Síndrome de Estocolmo
Defensora do que define como "nova política" e com a promessa de "governar com os melhores", Marina insiste nas críticas a Aécio e Dilma por alianças feitas por seus partidos com figuras controversas e nomes envolvidos em escândalos frequentes no noticiário, a exemplo dos senadores José Sarney (PMDB-AP), Renan Calheiros (PMDB-AL) e Fernando Collor (PTB-AL), além do deputado federal Paulo Maluf (PP-SP).

A mesma roupa
Na propaganda na TV e em discursos, Aécio se refere a Marina como uma versão renovada do PT de Dilma, sintetizada na frase "Marina é a Dilma com outra roupa". Em vídeo da equipe tucana, o locutor narra que as duas candidatas eram ministras do governo Lula durante o escândalo do mensalão e nada fizeram, enquanto o mineiro estava na oposição. Também lembra que antes do período eleitoral, o PSB de Marina era aliado ao PT.
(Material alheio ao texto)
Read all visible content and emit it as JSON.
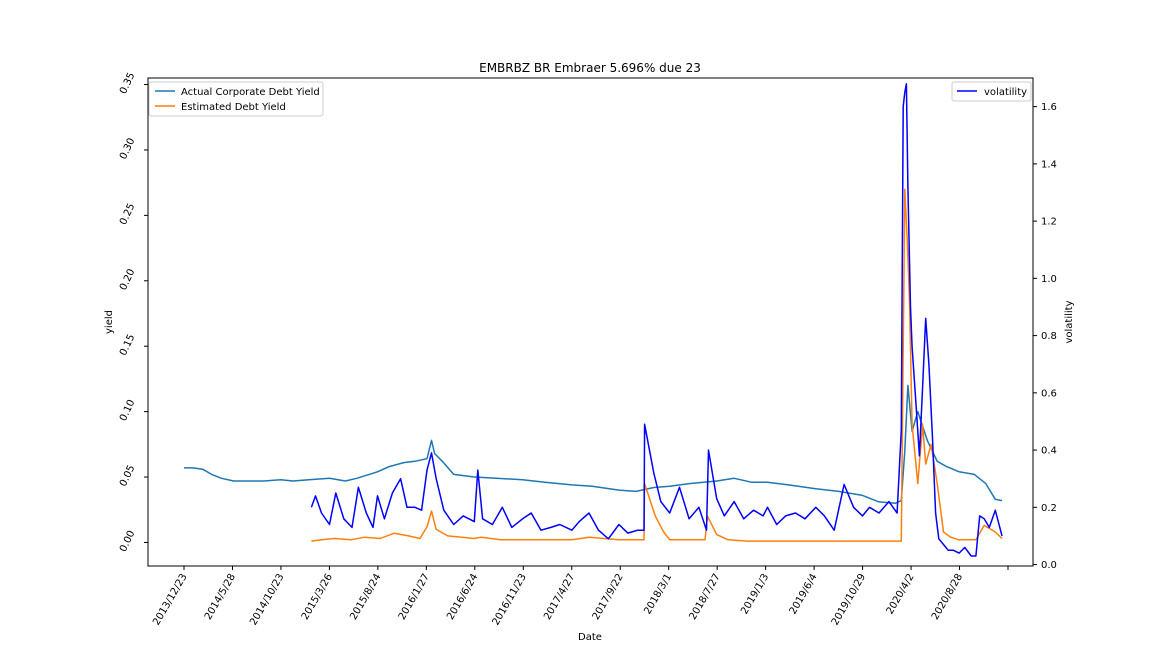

Equipes de ouvido ligado no que diz cada candidato

Investigar o passado dos adversários, ler e reler discursos e entrevistas antigos e atuais em busca de todo o tipo de contradições, além de analisar e dissecar índices de segurança, saúde, gastos públicos, crescimento e inflação. Para garantir a troca de farpas na corrida presidencial, as equipes usam estratégia e muita transpiração.

Os comitês de Dilma Rousseff, Marina Silva e Aécio Neves dispõem de grupos responsáveis pelo pugilismo no discurso. São profissionais divididos em diferentes tarefas, como monitorar a cobertura na imprensa, registrar discursos dos rivais, analisar dados. Esse calhamaço de informações trabalhado na propaganda ajuda a embasar entrevistas e debates.

Com quase 12 minutos no horário eleitoral na TV, a campanha de Dilma utiliza maior estrutura, montada em Brasília. A missão de desconstruir os adversários está nas mãos do marqueteiro João Santana, que já trabalhou nas vitórias de Lula e da própria Dilma.

Há duas semanas, com Marina em ascensão e Dilma estacionada nas pesquisas, Santana foi um dos que decidiram atacar a ambientalista, deixando Aécio Neves em segundo plano. Optou por menos prestação de contas do mandato e mais polarização. A diretriz influenciou a rotina do comitê, até então mais focado em listar feitos do governo e rebater as críticas da oposição.

A partir de análises qualitativas realizadas pela campanha, o marqueteiro identificou fragilidades de Marina e de suas propostas. Mas mirou o programa de governo em vez da trajetória de vida da adversária. O espaço diminuto dado ao pré-sal no programa deu origem à frase "ser contra o pré-sal é ser contra o futuro do Brasil".

Candidata troca postura suave por discurso firme

A ambientalista, com dois minutos no horário eleitoral, montou um QG mais modesto em São Paulo. A estratégia pacifista e amparada na "nova política" teve de ser alterada. Levantamentos do PSB apontam a candidata com perfil "frágil" para parcela do eleitorado.

Nesta semana, Marina apareceu em propagandas com dedo em riste e discurso firme. Também atacou mais o PT em discursos. A ordem é resistir até o segundo turno e apostar na história de superação da ambientalista, nascida em um seringal e alfabetizada aos 16 anos.

Com quatro minutos e meio na TV, Aécio Neves tem sua estrutura no Rio de Janeiro, mas recorre aos conselhos de grão-tucanos em São Paulo. Atrás nas pesquisas, vive o dilema entre buscar uma vaga no segundo turno com ataques a Marina, o que fortalece Dilma, ou preservar a ambientalista de olho em uma futura aliança.